I have somewhat of an "autopilot" mode. When I hit a degree of desperate depression my subconscious throws the switch, my senses shrink to a very concentrated field that don't pick up on much that isn't mandatory to sustain life. I hear but I don't listen, I don't see what doesn't demand my attention. My awareness becomes tunnel vision, focusing on a routine of eating when I'm hungry and sleeping when I'm drained. Autopilot sounds like such a fancy feature,- so futuristic- yet it's so primal in origin.


I get angry before I get depressed. Lots of things anger me. I may have very deep anger issues, it would trouble my friends to know the effort I put into NOT being violent. As I write this I think of instances where I wanted noting more than to “neutralize” a situation by dishing out contusions.


My feelings overwhelm me to the point that I want to vent with a primal scream. I hope that sounds healthier than allowing my discontentment to build up inside me. My insides feel contorted. Unsettled, like theres a smoldering coal in the center of them. That coal represents my emotions, I want to be able to share this glowing ember without fear of having it doused and smothered by the very girl that ignited it. I want to be able to feel empathy when my friends feel loss instead of feeling empty-helpless. I want to feel joy when they do, instead of hating the joy they find in small things that I can't even appreciate because so much more weighs on my mind. I want to feel sadness instead of just being sad, but I'm callused and scarred by the mundane day-to-day.

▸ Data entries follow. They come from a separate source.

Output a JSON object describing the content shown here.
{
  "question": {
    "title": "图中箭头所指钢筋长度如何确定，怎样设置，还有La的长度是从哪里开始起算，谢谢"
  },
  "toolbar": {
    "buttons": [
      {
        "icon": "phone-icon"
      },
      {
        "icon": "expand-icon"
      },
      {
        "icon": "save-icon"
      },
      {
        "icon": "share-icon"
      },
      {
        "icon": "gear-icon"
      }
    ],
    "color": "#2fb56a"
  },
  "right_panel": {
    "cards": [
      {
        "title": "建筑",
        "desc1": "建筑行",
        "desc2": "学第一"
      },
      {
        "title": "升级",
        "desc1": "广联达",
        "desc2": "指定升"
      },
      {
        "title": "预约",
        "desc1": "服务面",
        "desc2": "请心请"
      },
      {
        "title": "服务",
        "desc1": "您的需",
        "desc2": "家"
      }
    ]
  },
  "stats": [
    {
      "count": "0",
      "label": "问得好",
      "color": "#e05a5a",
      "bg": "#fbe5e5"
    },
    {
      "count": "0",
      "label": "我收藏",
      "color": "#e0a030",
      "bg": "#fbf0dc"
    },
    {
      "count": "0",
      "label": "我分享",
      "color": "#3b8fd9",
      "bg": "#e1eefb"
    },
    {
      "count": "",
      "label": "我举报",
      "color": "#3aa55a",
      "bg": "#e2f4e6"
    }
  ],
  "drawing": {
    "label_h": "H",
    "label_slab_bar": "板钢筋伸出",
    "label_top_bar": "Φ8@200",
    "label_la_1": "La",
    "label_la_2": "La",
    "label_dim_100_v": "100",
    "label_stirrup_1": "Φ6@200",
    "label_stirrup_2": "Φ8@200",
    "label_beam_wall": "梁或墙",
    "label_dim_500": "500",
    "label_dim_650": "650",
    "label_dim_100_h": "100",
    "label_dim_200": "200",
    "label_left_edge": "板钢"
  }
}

A blazing fever festers and boils in my mind, I feel encased with plate steel that holds in all my ideas, so I can't bring them into the light and make them reality. Writers block? yes, and so much more. my ideas are there, suffocating like me. I'm aware of them but the effort of trying to breathe life into them robs me of every ounce of energy, so I remain barely content to just live. My existence is so far removed from the influence and radiance of the sun. I feel like I've taken a dive into a mineshaft and now I lye hopeless, dreaming of reaching the daylight, remembering when I could see color, depth and texture. I could feel....


What a batch of mellow-drama, eh? I'm not looking for pity, I'm transcribing my feelings. Maybe I'm not the best at that, but it feels productive. If/when this particular bout of depression passes, and I feel that all this little routine didn't accelerate the process or alleviate my pain, or I feel that I no longer have use for it, Then I'll toss it.